福島第一原発から36kmの地点にあり、医療従事者の不足に悩まされている四倉病院。

 当病院は1973年に開設した214床の精神科病院です。海から1kmの場所にありますが、地震や津波による建物の倒壊は免れることができました。3月11日の地震発生当初は、他の被災地でも問題になった薬剤や食材、重油、プロパンガスなどの不足に見舞われましたが、電気は正常で、水も16日に自衛隊が運んでくれたので、震災の影響が長期に残るとは思いもしませんでした。ところが、医師や看護・介護職員の不足に悩まされることになり、それは今でも解消されていません。原発事故さえなければ、早期に通常の運営に戻っていたはずなのです。

 医師が去り始めたのは、震災発生から3日目の3月14日。2人が「出勤できない」と連絡してきたのです。原発事故による放射性物質汚染が大きな問題となり、影響の少ない地域に家族で避難するためでした。16日には、もう1人が同じ理由で出勤できなくなりました。

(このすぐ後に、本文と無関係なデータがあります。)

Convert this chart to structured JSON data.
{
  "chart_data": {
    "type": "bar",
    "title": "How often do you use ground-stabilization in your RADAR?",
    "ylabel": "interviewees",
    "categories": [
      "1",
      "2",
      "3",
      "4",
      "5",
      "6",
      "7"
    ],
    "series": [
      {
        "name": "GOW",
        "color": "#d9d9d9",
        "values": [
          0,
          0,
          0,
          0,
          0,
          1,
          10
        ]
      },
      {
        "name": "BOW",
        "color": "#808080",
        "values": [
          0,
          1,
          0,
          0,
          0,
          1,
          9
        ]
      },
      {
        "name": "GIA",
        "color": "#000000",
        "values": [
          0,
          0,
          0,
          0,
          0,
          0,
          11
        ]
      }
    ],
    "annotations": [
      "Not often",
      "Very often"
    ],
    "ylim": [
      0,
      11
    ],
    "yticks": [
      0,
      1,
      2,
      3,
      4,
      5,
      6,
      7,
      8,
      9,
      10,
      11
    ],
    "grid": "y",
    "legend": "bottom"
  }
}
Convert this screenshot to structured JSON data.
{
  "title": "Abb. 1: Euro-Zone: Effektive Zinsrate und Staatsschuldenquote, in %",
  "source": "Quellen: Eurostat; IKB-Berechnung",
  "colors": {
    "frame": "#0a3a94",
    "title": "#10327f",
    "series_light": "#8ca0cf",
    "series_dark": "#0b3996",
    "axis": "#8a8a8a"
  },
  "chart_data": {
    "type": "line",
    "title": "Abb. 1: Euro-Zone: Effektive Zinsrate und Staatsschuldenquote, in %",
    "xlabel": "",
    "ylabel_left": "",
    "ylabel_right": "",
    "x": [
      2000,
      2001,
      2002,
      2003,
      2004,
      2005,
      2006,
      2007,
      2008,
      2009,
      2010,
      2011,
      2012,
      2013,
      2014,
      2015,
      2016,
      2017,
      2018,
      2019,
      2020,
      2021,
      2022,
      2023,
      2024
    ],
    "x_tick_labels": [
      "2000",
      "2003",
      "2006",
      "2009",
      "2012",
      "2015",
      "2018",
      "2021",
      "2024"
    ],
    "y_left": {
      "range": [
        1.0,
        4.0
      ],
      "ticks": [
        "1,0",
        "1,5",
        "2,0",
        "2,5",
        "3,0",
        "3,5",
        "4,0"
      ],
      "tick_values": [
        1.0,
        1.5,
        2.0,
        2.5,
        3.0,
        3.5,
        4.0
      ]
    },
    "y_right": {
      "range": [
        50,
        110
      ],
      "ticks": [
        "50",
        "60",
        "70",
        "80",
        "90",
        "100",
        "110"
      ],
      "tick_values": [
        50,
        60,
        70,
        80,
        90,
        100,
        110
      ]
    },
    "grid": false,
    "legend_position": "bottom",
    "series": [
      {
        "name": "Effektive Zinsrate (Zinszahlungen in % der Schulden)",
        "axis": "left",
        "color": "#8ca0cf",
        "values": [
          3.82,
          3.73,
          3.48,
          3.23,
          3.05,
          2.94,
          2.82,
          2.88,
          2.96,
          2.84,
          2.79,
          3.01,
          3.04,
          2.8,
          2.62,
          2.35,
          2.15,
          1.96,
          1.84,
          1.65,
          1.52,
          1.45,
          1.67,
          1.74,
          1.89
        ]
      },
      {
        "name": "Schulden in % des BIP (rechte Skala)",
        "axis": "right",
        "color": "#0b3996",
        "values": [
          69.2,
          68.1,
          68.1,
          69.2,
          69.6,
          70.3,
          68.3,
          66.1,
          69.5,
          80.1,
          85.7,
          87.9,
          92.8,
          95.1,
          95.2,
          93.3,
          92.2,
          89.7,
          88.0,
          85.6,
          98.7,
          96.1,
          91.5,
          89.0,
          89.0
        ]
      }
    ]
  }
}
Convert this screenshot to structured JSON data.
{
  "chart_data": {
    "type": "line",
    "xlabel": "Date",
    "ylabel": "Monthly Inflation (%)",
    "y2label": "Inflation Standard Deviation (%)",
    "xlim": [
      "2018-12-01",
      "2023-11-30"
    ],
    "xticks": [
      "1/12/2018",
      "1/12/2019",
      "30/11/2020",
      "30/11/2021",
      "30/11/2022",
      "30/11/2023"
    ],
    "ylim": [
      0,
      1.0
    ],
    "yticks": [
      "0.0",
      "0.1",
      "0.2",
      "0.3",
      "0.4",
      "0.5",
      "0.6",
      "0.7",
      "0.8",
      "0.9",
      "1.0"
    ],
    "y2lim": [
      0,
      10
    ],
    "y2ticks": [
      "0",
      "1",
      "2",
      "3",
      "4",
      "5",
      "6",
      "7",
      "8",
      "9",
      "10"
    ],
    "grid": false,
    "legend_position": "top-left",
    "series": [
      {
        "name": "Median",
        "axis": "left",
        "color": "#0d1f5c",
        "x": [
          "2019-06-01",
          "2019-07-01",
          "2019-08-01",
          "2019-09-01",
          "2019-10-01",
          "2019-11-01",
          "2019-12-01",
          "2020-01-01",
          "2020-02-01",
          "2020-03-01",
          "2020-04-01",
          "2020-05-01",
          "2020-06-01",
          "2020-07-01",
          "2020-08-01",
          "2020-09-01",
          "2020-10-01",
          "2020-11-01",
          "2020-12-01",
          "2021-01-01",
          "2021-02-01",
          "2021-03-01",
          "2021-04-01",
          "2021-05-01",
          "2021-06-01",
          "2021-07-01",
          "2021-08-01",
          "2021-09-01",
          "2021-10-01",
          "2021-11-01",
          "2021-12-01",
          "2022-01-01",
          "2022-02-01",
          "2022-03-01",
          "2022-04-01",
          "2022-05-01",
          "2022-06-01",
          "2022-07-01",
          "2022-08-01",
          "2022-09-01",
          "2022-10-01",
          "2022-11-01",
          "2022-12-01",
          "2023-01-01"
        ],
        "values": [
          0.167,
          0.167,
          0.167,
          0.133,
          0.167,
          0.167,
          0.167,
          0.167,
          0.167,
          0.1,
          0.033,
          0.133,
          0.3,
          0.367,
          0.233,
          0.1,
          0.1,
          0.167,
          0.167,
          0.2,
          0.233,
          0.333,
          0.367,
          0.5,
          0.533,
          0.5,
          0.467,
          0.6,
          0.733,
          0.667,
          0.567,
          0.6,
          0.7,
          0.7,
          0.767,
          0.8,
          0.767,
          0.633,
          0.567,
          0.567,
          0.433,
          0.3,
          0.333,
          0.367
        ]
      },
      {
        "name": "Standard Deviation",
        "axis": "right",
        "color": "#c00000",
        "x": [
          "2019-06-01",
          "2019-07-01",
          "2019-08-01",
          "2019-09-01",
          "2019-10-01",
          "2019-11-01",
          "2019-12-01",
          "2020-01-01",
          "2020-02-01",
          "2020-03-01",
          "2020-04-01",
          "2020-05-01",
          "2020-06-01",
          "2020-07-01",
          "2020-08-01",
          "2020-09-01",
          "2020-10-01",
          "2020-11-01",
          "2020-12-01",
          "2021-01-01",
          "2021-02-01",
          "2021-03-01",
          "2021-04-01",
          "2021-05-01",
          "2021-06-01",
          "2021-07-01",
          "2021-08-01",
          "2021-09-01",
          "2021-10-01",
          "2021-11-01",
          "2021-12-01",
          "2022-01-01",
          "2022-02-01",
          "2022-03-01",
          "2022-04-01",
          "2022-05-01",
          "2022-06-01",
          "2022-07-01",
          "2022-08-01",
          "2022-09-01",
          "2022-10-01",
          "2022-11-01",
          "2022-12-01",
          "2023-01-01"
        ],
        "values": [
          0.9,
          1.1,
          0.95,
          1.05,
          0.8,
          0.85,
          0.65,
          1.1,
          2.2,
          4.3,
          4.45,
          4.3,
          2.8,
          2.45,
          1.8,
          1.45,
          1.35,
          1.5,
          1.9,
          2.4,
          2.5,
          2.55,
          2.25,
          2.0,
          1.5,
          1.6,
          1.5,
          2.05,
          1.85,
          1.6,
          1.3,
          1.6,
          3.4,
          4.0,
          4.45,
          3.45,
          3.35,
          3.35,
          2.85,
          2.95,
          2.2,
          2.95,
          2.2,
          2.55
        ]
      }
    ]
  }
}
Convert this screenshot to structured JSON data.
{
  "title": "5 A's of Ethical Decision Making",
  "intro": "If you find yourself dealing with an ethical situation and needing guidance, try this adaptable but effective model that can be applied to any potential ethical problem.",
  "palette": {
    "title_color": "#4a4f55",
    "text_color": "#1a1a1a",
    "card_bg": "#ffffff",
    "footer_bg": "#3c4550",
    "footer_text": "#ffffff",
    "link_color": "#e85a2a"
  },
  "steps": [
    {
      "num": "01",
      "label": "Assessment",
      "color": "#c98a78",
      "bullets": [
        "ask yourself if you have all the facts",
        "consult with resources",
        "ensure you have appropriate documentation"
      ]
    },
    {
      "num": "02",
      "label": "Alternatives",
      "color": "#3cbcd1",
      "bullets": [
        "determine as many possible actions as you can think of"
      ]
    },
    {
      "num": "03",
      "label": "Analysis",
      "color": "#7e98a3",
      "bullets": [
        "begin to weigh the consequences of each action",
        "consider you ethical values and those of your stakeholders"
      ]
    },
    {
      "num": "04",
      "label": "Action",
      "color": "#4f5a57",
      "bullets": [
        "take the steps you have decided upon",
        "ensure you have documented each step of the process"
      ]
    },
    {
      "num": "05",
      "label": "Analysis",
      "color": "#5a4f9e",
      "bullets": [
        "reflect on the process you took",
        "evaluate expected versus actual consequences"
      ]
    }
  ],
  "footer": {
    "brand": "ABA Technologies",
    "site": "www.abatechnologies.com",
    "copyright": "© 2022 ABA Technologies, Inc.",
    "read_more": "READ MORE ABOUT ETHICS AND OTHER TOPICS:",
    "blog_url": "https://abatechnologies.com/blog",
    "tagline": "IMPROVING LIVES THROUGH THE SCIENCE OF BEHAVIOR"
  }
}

 常勤の医師は6人いたのですが、この時点で3人に。4人いた非常勤医師も出勤できない状態になりました。一方で看護・介護職員の退職も相次ぎました。震災前は約150人いたのですが、3月から4月にかけて約30人が退職。小さな子どもがいる職員が多く、旦那さんの実家に行くなど県外に避難した人たちがかなりいました。その結果、事務職員は退職金の計算や手続きに毎日追われることになりました。

 地震発生時、入院患者さんは204人いましたが、医師や看護・介護職員の減少のほか医薬品や食料などの不足もあったので、このまま当病院にとどまってもらうのは危険だと判断。原発から半径20km圏内にある双葉病院(福島県大熊町)で患者が置き去りにされたとの報道(後日、報道とは事情が異なることが判明)もあったことから、18日の夜、入院患者さん全員を他の病院などに転院させることを決めました。

 受け入れてくれる病院の当てはなかったのですが、とにかく東京の病院に片っ端から電話をかけました。一方で、ご家族に患者さんを一時引き取ってもらえるようお願いしました。最終的に6病院が計126人の患者さんの受け入れを承諾してくれたほか、残りの78人はご家族の下に帰ることになり、その夜の間に全員の受け入れ先を確保することができました。

 ところが、次に困ったのが、患者さんを乗せるバスの手配。市内にバスはあったのですが、運転手が避難してしまい1人もいなかったのです。バス会社に事情を話して急きょ運転手をかき集めてもらい、20日には患者さん全員を移動させることができました。ただ残されたスタッフは、ずっと気が張り詰めていたので相当疲れていました。私もふらふらでいつ倒れるかという状態でしたので、3月20日からは病院を休診にしたのですが、突然の閉鎖で多くの外来患者さんが保健所に駆け込み、今度は保健所がパニック状態に陥りました。結局、「外来だけでも再開してくれ」と保健所から依頼され、3月31日に院長だけの医師1人体制で外来を開始しました。他の医師はもう避難していたからです。

励まされたいわき市医師会などの支援
 避難していた医師が徐々に戻り始めたのは、震災の余波が少しずつ収まりつつあった4月。5月までに常勤医師2人が戻ってきてくれて、7月には、当病院が医師不足で診療できなくなっていることを報じた新聞記事を見て休職していた医師が復帰してくれました。ですが、残りの常勤医師2人は退職、パートの医師も代わりをなかなか確保できない状態でした。原発事故による放射性物質汚染の影響が大きく、「戻ってきてくれ」と無理にお願いすることもできませんでした。